Belirli bir eda ediliş şekli olan ibadetlerin, belirli bir yerine getirilme zamanı vardır. (örneğin namaz; günün belirli vakitlerinde kılınır, oruç; ramazan ayında tutulur.) Hac ibadetinde ise hem zaman hem de mekân şartı vardır. Hac belirli aylarda, belirli mekânlarda ve belirli eylemler yapılarak eda edilir.
Hem belirli bir eda ediliş şekli ve zamanı olan ibadetlerin hem de genel mana da ibadet/kulluğun bitiş zamanı hayatın sona erme anıdır. Zira insanı ibadet/kulluk etmek için yaratan irade, bu işin ölüm gelip çatıncaya kadar devam etmesini murad etmiştir. “Ölüm denilen kesin gerçek kapını çalıncaya dek, Rabb’ine kulluk ve ibâdete devam et!” (Hicr 15/98-99)

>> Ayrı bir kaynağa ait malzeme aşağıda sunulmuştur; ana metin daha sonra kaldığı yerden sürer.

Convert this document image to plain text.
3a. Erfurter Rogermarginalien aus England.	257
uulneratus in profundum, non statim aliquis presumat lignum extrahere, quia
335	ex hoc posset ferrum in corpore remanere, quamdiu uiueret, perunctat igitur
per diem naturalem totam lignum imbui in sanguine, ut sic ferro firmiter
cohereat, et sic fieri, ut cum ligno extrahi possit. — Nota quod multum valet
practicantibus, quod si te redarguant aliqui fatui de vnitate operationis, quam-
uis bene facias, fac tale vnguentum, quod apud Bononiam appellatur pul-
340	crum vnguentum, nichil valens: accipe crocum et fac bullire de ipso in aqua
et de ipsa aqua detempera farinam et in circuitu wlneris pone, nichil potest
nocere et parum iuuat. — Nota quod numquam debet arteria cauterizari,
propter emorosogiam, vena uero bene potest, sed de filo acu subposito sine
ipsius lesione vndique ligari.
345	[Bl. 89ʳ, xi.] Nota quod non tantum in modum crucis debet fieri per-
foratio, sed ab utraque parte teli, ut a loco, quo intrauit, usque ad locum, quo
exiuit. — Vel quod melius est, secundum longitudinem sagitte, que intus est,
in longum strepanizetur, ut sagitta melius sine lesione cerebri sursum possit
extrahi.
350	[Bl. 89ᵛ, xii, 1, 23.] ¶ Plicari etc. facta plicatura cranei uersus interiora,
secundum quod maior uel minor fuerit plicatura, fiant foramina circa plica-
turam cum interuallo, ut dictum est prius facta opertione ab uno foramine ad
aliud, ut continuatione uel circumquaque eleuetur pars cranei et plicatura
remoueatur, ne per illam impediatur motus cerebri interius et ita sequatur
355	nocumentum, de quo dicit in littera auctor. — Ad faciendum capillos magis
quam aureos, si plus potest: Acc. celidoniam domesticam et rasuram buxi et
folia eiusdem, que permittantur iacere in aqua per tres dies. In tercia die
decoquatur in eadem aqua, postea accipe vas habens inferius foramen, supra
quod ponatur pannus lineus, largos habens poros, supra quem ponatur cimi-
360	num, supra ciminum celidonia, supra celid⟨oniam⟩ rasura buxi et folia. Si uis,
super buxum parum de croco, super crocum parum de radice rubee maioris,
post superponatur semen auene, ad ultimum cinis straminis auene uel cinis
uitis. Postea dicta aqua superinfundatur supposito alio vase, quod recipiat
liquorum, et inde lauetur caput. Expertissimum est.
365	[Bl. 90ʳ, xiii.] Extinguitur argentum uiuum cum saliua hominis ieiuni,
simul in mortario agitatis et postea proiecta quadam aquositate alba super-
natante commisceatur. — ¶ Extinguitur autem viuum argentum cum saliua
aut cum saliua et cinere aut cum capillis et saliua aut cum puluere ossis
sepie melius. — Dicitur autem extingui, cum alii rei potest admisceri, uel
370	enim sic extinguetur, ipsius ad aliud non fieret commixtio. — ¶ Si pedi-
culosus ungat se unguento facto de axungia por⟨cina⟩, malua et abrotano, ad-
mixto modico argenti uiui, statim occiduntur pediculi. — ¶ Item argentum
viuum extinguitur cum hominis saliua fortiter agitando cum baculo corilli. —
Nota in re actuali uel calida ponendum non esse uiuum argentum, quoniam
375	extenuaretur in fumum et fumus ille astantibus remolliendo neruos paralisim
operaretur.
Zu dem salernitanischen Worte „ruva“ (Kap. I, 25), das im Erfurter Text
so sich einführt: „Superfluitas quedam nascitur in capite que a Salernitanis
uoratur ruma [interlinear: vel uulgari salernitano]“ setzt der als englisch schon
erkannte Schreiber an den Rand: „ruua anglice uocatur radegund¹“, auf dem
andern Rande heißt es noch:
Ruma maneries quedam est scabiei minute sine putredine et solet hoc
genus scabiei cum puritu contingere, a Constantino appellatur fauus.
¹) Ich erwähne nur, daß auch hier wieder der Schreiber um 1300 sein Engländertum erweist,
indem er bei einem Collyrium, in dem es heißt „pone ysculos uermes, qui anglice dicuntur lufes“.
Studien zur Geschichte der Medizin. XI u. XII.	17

Hayat boyunca ibadet etmenin temel gayesi ilahi rahmeti elde etmektir. İlahi rahmete nail olanlardan olmak dileğiyle…

[1] Zariyat 51/56
[2] Yunus 10/18; Nahl 16/73; Furkan 25/17,55
[3] Furkan 25/77
[4] Tevbe 9/31; Beyyine 98/5
[5] Fatiha 1/5
[6] Ra’d 13/15
[7] Ragıb el-İsfehani, el-Müfredât, “ʿabd” md.